Perhaps we could add that Boyle does not seem to recognize the danger of unfettered instrumental rationality. The scientific community has been at times deeply implicated in such moral lapses as scientific racism, eugenics, forcible sterilization, human testing, weapons of mass destruction, and various disastrous social engineering schemes. The vision of man as master of nature has, we now know, led to all manner of environmental havoc. Science, as a discipline of utility that aspires to be value-free, cannot logically provide its own values; in this sense, it must be constrained by a higher order, and the truly dangerous human being is the one who insists otherwise.
Having said all this, how does it reflect on modern westerners’ persistence in thinking of fundamentalism as some kind of dangerous regressive tendency implicit in all religion? It simply indicates some level of acceptance of the secularist mythos, and with it a gravely distorted view of real-life fundamentalism. By refusing to understand it, by dismissing it (falsely) as mere unevolved backwardness, one has ceased to be able to speak to or about the problem effectively. The only remaining response is the violent censure displayed by various secularizing states over the last couple centuries.

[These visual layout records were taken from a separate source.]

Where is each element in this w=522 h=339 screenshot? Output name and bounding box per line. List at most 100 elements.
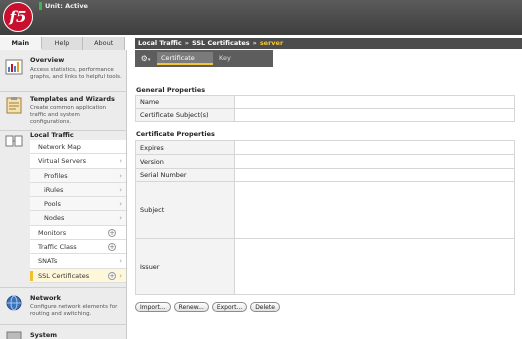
tab-help[interactable]: Help [41,37,84,50]
sidebar-item-label: Pools [44,200,61,209]
sidebar-item-monitors[interactable]: Monitors + [30,225,126,241]
sidebar-section-title: Templates and Wizards [30,95,115,103]
breadcrumb-local-traffic[interactable]: Local Traffic [138,39,182,47]
chevron-right-icon: › [119,271,122,280]
general-properties-title: General Properties [136,86,206,94]
sidebar-item-nodes[interactable]: Nodes › [30,211,126,226]
tab-about[interactable]: About [83,37,126,50]
sidebar-section-title: Local Traffic [30,131,74,139]
status-text: Unit: Active [45,1,88,10]
add-icon[interactable]: + [108,228,116,237]
property-label: Version [135,154,235,169]
property-value [234,154,515,169]
overview-icon [5,59,23,75]
sidebar-section-templates[interactable]: Templates and Wizards Create common appl… [0,92,127,130]
table-row: Subject [135,181,515,239]
certificate-properties-title: Certificate Properties [136,130,215,138]
property-value [234,95,515,109]
sidebar-item-profiles[interactable]: Profiles › [30,168,126,183]
sidebar-item-virtual-servers[interactable]: Virtual Servers › [30,154,126,169]
table-row: Certificate Subject(s) [135,108,515,122]
sidebar-item-label: Nodes [44,214,65,223]
sidebar-item-label: Traffic Class [38,243,77,252]
property-value [234,238,515,295]
sidebar-item-label: Profiles [44,171,68,180]
sidebar-item-irules[interactable]: iRules › [30,182,126,198]
action-buttons: Import... Renew... Export... Delete [135,302,283,312]
sidebar-item-label: Network Map [38,143,81,151]
property-value [234,108,515,122]
chevron-right-icon: › [119,257,122,266]
system-icon [6,331,22,339]
chevron-down-icon: ▾ [147,57,151,63]
sidebar-section-desc: Access statistics, performance graphs, a… [30,67,122,80]
property-label: Issuer [135,238,235,295]
sidebar-section-title: Network [30,294,61,302]
sidebar: Overview Access statistics, performance … [0,50,127,339]
sidebar-item-label: Monitors [38,228,67,237]
breadcrumb-separator: » [184,39,189,47]
property-label: Subject [135,181,235,239]
sidebar-section-desc: Configure network elements for routing a… [30,304,118,317]
chevron-right-icon: › [119,214,122,223]
sidebar-section-desc: Create common application traffic and sy… [30,105,107,125]
table-row: Serial Number [135,168,515,182]
local-traffic-nav: Network Map Virtual Servers › Profiles ›… [30,140,126,283]
gear-icon: ⚙ [140,54,148,63]
sidebar-section-overview[interactable]: Overview Access statistics, performance … [0,50,127,91]
left-tabs: Main Help About [0,37,126,50]
sidebar-item-label: Virtual Servers [38,157,87,166]
table-row: Name [135,95,515,109]
table-row: Issuer [135,238,515,295]
chevron-right-icon: › [119,157,122,166]
property-label: Serial Number [135,168,235,182]
property-label: Name [135,95,235,109]
sidebar-section-title: System [30,331,58,339]
add-icon[interactable]: + [108,271,116,280]
network-icon [6,295,22,311]
sidebar-item-network-map[interactable]: Network Map [30,140,126,155]
chevron-right-icon: › [119,185,122,194]
add-icon[interactable]: + [108,243,116,252]
sidebar-section-system[interactable]: System [0,325,127,339]
top-banner: f5 Unit: Active [0,0,522,35]
sidebar-item-traffic-class[interactable]: Traffic Class + [30,240,126,255]
sidebar-section-title: Overview [30,56,65,64]
export-button[interactable]: Export... [211,302,248,312]
unit-status: Unit: Active [39,1,88,10]
chevron-right-icon: › [119,200,122,209]
property-label: Certificate Subject(s) [135,108,235,122]
clipboard-icon [6,97,22,114]
sidebar-item-snats[interactable]: SNATs › [30,254,126,269]
general-properties-table: Name Certificate Subject(s) [135,95,515,122]
local-traffic-icon [5,135,23,147]
property-label: Expires [135,140,235,155]
property-value [234,181,515,239]
tab-key[interactable]: Key [215,52,271,65]
sidebar-item-label: SNATs [38,257,58,266]
import-button[interactable]: Import... [135,302,171,312]
f5-logo: f5 [3,2,33,32]
sidebar-section-network[interactable]: Network Configure network elements for r… [0,288,127,322]
property-value [234,140,515,155]
property-value [234,168,515,182]
renew-button[interactable]: Renew... [173,302,209,312]
breadcrumb-ssl-certificates[interactable]: SSL Certificates [192,39,250,47]
breadcrumb-separator: » [252,39,257,47]
breadcrumb: Local Traffic» SSL Certificates» server [135,38,522,49]
sidebar-item-label: SSL Certificates [38,271,90,280]
gear-menu-button[interactable]: ⚙▾ [137,52,154,65]
sidebar-item-ssl-certificates[interactable]: SSL Certificates + › [30,268,126,283]
delete-button[interactable]: Delete [250,302,280,312]
breadcrumb-current: server [259,39,284,47]
tab-certificate[interactable]: Certificate [157,52,213,65]
sidebar-item-label: iRules [44,185,64,194]
table-row: Expires [135,140,515,155]
chevron-right-icon: › [119,171,122,180]
status-indicator [39,1,42,10]
sidebar-item-pools[interactable]: Pools › [30,197,126,212]
table-row: Version [135,154,515,169]
certificate-properties-table: Expires Version Serial Number Subject Is… [135,140,515,295]
page-tabs: ⚙▾ Certificate Key [135,50,273,67]
tab-main[interactable]: Main [0,37,42,50]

If fundamentalists are othered into irrational creatures athwart human destiny, “stuck in the past,” they become unintelligible, a bogey for politicians and polemicists to exploit. If fundamentalism is taken to refer to alleged perennial and irreducible religious “bad traits,” we will read fundamentalism into radically disparate phenomena and never uncover their root causes. We will embrace the myth that religion in the abstract has a propensity toward violence. Only when fundamentalism is historicized and put into its proper context can it be truly comprehended and its genuinely unpleasant or irrational tendencies repudiated. Otherwise, one may fall prey to precisely the simplistic “us-versus-them” dualism that characterizes fundamentalist rhetoric.
Sunshine implicitly puts us in such a position. In the opinion of many critics and viewers, Pinbacker’s appearance derailed the sophisticated artistry of the first two thirds of the film. But of course, his appearance was necessary for reasons other than dramatic. The crew, earth’s finest, required an antagonist to manifest the primordial darkness that lingers in humanity, a gloom that can only be penetrated by the light of science, which beams from the reflective rational mind and illuminates all corners of the cosmos. Humanity does not kneel in worship before the sun like the unreasoning animals that came before; humanity stands upright, lordly, and returns to the sun the gift of life continually received across one hundred and fifty million kilometers of void.
This is a potent myth, and one, I have implied, with potentially dangerous social consequences. But it is also a myth in which, as John Gray has tirelessly indicated, survives a residue of religious and even specifically Christian imagination. Sunshine, with its imagery of salvation and transcendence, appeals to profoundly religious instincts. It reveals, if anything, the universal human need for the meaningful story, the narrative that offers a reason and ground for our existence. We may, I think, go so far as to see the physicist, Capa, as an unintentional type of the Son offering himself up as a living sacrifice to the Father, alone worthy to approach the consuming fire.